Wowsah! What a show and a wacky set of circumstances they were that culminated in one of the most rewarding Rock On experiences in my whole 21 year show-going career!

Andrew played here in Chicago (well Rosemont, actually) this past weekend on July 27th. He was the headliner for some local radio station showcase called "Show and Tell" or some crap. Ironic because hardly anyone showed up to see what was billed as "twelve bands for thirteen bucks" in the parking lot of a very large arena. But those who did show up were definitley there for W.K. and the boys. And they were great once they finally got on stage... W.K. headlined and he was only allowed to play six friggin' songs!

All of this would have left me extremley ticked off under normal circumstances. I mean, I sweated it out in the sun for what seemed like a week, enduring set after set of the most boring industry pap imaginable waiting for Andrew and the boys to show up, and they only let him play SIX SONGS?

But as I hinted above these were not normal circumstances. I'd been doing my duty for my rock band (Elgin's own mighty MASHERS) that afternoon, getting drunk and handing out comp tickets for our upcoming show (Friday August 9th... Double Door, Chicago) and talking to anybody who had an opinion about Andrew W.K. and Rock Action in general. I struck up a conversation with a group of guys who basically looked like they belong on the show jack-ass. You know, pretty boys who are too friggin' nuts for their own good. These guys were a blast!

The six of us met up with Andrew's guitar player Jimmy. He's a totally approachable guy who signs all his autographs "I love Andrew W.K." The reason, he explains is because if Andrew hadn't given him his current job, he'd be sweating his nuts off in the summer heat painting houses. Judging from the back stage area at the Allstate arena, his current occupation whips the pants off his previous job description hands down. And me and the jack-ass boys would soon see the backstage... indeed, soon we'd all have ALL ACCESS PASSES.

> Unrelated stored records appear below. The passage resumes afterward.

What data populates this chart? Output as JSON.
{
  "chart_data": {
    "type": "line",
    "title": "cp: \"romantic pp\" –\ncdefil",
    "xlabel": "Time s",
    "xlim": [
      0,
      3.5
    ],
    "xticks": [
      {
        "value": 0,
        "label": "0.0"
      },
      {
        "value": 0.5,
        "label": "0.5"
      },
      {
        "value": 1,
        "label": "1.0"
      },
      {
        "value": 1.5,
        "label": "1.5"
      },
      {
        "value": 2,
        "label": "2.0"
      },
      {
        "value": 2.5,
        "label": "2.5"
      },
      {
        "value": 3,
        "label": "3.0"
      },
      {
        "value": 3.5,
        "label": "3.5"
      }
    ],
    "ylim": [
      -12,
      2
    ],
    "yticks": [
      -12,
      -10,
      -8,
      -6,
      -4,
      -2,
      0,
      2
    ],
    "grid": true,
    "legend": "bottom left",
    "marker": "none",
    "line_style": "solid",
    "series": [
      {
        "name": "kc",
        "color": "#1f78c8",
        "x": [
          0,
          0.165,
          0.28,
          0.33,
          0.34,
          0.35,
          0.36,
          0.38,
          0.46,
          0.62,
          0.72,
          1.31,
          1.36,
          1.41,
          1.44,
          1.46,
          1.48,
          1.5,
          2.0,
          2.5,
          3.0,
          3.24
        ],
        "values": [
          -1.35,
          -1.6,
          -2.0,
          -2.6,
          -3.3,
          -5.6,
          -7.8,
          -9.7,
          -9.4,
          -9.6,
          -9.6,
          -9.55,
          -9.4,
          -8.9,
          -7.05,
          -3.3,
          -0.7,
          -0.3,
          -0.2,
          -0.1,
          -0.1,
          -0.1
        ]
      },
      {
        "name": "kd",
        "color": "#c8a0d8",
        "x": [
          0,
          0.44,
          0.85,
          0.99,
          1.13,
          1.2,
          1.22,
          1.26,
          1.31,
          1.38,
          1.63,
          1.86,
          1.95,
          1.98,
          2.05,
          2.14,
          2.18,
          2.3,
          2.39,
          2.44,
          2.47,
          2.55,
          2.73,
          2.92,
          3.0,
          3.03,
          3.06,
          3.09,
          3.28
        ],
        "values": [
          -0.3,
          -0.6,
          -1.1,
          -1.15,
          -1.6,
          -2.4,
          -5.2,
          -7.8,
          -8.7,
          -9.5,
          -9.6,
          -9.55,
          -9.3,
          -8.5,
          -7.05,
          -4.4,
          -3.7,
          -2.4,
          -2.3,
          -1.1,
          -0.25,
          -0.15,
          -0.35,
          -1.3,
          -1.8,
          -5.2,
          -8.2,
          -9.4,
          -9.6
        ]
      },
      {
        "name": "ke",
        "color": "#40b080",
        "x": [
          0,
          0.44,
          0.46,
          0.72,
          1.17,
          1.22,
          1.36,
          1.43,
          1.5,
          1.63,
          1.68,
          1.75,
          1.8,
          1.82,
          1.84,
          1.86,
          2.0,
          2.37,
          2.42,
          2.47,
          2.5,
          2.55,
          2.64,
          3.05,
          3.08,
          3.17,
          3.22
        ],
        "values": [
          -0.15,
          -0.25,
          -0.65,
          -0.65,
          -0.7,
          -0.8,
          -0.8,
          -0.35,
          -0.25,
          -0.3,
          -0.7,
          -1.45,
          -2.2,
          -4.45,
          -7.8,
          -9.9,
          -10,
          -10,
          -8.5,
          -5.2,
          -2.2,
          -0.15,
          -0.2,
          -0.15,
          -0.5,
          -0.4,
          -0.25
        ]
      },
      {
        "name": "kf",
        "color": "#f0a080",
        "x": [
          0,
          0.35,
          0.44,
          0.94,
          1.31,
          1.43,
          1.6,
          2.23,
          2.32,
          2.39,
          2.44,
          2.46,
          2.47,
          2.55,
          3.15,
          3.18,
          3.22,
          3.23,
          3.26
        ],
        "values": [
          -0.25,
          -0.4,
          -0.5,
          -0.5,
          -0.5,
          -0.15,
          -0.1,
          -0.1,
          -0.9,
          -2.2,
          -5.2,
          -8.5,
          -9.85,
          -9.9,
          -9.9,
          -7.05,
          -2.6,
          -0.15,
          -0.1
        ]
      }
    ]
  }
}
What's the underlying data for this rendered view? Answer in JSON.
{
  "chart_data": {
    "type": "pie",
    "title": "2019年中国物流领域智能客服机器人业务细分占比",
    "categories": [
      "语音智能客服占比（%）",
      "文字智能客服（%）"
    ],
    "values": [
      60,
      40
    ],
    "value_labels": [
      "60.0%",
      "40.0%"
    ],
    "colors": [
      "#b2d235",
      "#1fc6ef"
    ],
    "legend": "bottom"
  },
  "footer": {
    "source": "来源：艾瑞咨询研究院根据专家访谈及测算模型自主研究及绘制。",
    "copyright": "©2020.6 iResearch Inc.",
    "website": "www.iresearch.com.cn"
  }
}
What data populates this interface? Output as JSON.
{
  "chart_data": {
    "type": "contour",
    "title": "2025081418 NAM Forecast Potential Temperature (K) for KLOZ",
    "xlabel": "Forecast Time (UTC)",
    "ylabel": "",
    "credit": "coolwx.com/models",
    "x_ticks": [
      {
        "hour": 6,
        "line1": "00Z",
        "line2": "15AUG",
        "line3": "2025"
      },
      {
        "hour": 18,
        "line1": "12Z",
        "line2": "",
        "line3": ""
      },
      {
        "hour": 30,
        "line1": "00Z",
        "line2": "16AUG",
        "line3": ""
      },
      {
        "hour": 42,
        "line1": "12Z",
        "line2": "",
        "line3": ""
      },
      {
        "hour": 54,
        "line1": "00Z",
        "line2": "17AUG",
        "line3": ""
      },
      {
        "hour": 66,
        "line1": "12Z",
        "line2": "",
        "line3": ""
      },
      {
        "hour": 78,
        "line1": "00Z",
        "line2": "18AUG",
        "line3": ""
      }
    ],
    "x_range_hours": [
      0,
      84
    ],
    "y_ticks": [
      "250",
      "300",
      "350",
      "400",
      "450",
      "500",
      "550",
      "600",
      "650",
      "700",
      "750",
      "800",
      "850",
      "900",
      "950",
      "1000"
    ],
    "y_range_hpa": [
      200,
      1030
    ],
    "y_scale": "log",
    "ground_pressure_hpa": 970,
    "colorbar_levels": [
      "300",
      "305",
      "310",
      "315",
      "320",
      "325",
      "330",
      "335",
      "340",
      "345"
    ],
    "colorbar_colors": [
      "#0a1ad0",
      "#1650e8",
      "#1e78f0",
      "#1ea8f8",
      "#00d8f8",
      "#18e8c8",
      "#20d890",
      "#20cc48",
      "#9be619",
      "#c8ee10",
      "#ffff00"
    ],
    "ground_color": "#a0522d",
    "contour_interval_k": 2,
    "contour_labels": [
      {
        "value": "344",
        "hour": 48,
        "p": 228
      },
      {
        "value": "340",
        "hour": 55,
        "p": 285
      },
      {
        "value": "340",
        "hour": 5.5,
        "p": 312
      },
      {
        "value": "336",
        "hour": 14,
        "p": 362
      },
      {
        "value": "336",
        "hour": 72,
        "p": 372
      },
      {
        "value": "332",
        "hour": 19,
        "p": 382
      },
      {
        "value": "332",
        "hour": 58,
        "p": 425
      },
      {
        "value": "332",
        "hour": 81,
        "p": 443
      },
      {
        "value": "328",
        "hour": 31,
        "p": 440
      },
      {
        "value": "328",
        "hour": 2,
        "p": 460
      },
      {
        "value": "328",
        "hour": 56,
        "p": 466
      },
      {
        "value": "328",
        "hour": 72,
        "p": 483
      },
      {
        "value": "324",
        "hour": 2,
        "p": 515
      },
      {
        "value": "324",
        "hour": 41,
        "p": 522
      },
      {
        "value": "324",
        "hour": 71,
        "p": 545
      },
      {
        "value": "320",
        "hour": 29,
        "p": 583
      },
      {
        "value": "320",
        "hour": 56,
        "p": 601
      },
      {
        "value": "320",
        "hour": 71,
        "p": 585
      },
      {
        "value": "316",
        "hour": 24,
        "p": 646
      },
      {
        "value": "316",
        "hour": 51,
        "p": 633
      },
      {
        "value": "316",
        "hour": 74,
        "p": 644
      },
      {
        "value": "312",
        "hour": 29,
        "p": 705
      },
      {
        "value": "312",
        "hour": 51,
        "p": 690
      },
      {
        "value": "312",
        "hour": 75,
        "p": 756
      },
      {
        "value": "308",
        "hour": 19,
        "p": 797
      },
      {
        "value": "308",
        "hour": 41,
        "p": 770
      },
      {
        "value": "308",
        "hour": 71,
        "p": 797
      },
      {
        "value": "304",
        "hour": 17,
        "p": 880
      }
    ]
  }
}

See, one of these guys (I'll refrain from refering to them as Jack-ass, cause as I said, they're kinda crazy) does in fact bear a passing resemblence to Andrew. Stringy hair, scraggly beard and chipped teeth. That's where it ends, but a young employee at the arena mistook him for the man and relayed to him the story of a young man in the parking lot who insisted he was a childhood friend of Andrew's. He wanted a backstage pass, and should she give him one? "Yeah," he dead-panned,"and get passes for these guys too," he said, gesturing in a manner which encompassed the entire group. So we went backstage and found Andrew. he was obviously a little stressed, I dunno if it was the fact that he was being screwed with the time slot (a matter he emphatically apologized for from the out set) or if he was just in a lousy mood. He was nice enough though, and even laughed when his "double" recounted the story of how we came to be in his orbit. Most likley we just annoyed the piss out of him, though. hahaha. we all stood on the stage as the group opened with "It's Time to Party" and we mashed it up as they followed with "I Get Wet," "Ready to Die", "She is Beautiful" and the closer "Party Hard" where he basically invited the entire crowd onto the stage. And they would've been there had it been able to hold them. Come to think of it, I guess they only did 5 songs. But I think I got my 13 dollars worth. It was a fun night.